Custom designs, hand crafted

I began playing with wood in my father's small shop. He never made furniture or other items in wood, but he had acquired a variety of tools for the seemingly endless additions to our Carmel Valley, adobe ranch house. In later years, I borrowed his old table saw and began crafting things I needed: a mahogany navigation table for my wooded (of course) motorsailer, a couch for a pregnant wife, side tables, a captain's bed for my young son, and even a wooden briefcase for my then new career as a technology writer/editor. Over time, I built my own extensive collection of woodworking tools and set up small shops in garages and sheds, as I moved from place to place.

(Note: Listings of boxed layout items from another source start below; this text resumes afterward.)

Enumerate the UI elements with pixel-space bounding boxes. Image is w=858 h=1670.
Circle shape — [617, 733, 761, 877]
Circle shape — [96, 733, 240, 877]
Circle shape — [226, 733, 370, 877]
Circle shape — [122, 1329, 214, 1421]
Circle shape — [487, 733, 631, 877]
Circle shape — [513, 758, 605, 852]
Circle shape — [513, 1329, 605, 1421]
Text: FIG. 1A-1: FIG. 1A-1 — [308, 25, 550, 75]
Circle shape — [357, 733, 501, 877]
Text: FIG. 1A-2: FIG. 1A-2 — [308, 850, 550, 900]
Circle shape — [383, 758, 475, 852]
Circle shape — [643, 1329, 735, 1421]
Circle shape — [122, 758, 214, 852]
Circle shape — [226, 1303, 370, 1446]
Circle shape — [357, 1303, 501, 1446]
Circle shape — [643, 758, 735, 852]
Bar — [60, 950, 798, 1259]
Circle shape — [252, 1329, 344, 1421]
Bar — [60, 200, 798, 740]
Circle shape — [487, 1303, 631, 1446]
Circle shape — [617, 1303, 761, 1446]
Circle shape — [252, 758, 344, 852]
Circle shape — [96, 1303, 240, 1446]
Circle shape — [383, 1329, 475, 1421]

In 2005, my father passed away. My distraught mother asked that I pick out an urn from those offered at the mortuary. I did so, but the choices all seemed outrageously expensive and dull for a man who was a highly regarded photographer and gardener.

Retiring to my small garage-turned-woodshop, I used thin oak panels for the box and shaped a chunk of surplus plum wood for the top. It has now become the official family urn. (My father's ashes were eventually scattered off the Monterey coast.)

I'm a huge fan of Mission-style furniture for its beauty, simplicity, and durability. But it's also expensive. Needing a coffee table to go with a purchased Mission-style couch, I worked this piece up in quarter-sawn oak. The finish is Watco oil, layers of shellac, and lots of wax.
In our old craftsman house, an ugly, free-standing firebox squatted in the corner of the family room. I replaced it with a functional storage cabinet/desk/bookshelf. The piece was built with almost no screws or nails; wooden biscuits and glue joined most of the parts.

A dresser made of a variety of woods. Originally, the drawers were installed in a tall captain's bed I made for my son. But as he got older, he wanted a standard bed.